Polices serrées, bandeaux à coins arrondis façon 2014, carrousel d'images qui défile tout seul, boutons aux couleurs criardes, mise en page qui « parle » d'une autre époque : un design vieillissant se ressent avant même d'être analysé. Or 75 % des internautes jugent la crédibilité d'une entreprise sur la seule apparence de son site, et la première impression se forme en moins de deux dixièmes de seconde.
Pourquoi c'est un problème : un visiteur qui trouve votre site démodé suppose, à tort ou à raison, que votre entreprise l'est aussi. Il repart vers un concurrent dont la vitrine inspire davantage confiance, sans même vous avoir contacté. Quoi faire : si seule l'esthétique a vieilli mais que le socle technique tient, un relifting graphique peut suffire. Si le design daté s'accompagne d'autres signes de cette liste, une refonte complète du site est plus rentable que de rapiécer l'existant.
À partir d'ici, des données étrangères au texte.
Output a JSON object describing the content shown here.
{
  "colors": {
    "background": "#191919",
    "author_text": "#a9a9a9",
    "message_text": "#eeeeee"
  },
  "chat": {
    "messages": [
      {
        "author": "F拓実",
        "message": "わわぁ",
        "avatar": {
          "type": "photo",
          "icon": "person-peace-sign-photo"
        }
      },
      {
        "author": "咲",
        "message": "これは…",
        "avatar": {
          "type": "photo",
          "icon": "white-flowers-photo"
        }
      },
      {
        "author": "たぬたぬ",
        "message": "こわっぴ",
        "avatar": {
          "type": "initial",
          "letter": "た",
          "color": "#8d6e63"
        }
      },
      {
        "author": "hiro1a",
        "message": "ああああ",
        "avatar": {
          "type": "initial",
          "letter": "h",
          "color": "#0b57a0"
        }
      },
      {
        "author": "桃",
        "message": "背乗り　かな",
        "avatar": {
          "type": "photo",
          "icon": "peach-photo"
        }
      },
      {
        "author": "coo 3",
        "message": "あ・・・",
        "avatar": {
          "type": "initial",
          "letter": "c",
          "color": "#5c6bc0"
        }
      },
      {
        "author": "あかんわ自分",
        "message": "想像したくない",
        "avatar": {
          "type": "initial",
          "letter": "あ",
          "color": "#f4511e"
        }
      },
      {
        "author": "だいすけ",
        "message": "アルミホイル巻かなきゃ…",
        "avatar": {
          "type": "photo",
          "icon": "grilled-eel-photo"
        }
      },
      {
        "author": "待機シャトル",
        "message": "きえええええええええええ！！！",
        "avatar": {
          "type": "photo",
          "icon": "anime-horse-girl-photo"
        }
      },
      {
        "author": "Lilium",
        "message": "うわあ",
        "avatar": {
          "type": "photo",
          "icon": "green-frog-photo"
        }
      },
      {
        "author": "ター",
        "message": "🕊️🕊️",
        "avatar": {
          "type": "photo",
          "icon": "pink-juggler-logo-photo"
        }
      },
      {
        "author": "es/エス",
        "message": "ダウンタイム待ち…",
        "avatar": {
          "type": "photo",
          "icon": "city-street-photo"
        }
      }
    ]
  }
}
2. Le site ne s'affiche pas correctement sur mobile
Texte minuscule qu'il faut zoomer, menu inutilisable au pouce, colonnes qui débordent de l'écran, boutons trop proches les uns des autres : si votre site n'a pas été pensé pour le mobile, il pénalise plus de la moitié de votre audience. Aujourd'hui, près de 60 % du trafic web mondial provient des smartphones, et Google indexe d'abord la version mobile de votre site (mobile-first).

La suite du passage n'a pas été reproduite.